Travail d’intégration

Un an après la reprise de Sigfox par UnaBiz, où en est-on ? C’est ce que sont venus expliquer le 5 juillet à Labège, Patrick Cason, directeur général pour l’Europe du sud d’UnaBiz, et Henri Bong, avant un rendez-vous avec Bpifrance. En un an, la pépite singapourienne qui se présente comme le « leader mondial des solutions IoT de masse », présente également aux Pays-Bas, en Espagne et au Japon, a dû effectuer « un important travail d’intégration pour fusionner les équipes, les systèmes d’information, remettre du cash sur la partie R & D », détaille Patrick Cason.

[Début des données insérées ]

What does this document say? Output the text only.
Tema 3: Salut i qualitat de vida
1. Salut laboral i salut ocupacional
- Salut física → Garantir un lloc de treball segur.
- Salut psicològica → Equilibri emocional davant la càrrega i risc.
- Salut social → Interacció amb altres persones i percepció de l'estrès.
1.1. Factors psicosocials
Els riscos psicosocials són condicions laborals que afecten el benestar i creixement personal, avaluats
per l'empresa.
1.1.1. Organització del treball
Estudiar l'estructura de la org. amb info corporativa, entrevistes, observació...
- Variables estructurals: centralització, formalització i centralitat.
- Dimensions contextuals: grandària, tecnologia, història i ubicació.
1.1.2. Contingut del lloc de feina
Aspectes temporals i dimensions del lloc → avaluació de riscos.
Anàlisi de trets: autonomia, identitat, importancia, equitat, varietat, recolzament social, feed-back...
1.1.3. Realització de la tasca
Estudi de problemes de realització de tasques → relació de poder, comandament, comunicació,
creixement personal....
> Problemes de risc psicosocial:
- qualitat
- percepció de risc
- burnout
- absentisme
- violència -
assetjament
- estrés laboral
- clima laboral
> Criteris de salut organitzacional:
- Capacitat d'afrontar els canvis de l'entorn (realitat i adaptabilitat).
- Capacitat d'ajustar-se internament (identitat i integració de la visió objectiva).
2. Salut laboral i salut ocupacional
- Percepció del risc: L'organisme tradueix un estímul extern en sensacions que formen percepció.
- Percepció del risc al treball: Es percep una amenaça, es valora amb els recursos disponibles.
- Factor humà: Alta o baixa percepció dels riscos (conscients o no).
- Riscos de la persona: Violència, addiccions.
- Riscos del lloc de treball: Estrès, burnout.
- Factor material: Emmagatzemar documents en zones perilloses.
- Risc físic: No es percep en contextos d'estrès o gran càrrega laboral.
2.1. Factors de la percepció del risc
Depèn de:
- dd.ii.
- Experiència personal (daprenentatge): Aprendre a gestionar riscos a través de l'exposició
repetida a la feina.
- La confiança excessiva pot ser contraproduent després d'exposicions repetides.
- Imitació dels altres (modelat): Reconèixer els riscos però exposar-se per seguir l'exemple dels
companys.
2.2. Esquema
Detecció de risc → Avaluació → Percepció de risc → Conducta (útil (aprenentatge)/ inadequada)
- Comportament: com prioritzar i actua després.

En France, 124 salariés de Sigfox ont été repris sur un total de 180 encore en poste au moment de sa liquidation. Le réseau public Sigfox 0G est aujourd’hui déployé dans 77 pays et permet de connecter 11,4 millions d’objets dans le monde. C’est 16 % de plus qu’au moment du rachat par UnaBiz ce qui montre, assure Henri Bong, que « malgré tous les problèmes traversés, la société n’a perdu aucun client », soit 1 500 clients BtoB. S’il reste muet sur le chiffre d’affaires global d’UnaBiz depuis la reprise, il précise que « les revenus récurrents ont progressé de 20% l’an dernier ».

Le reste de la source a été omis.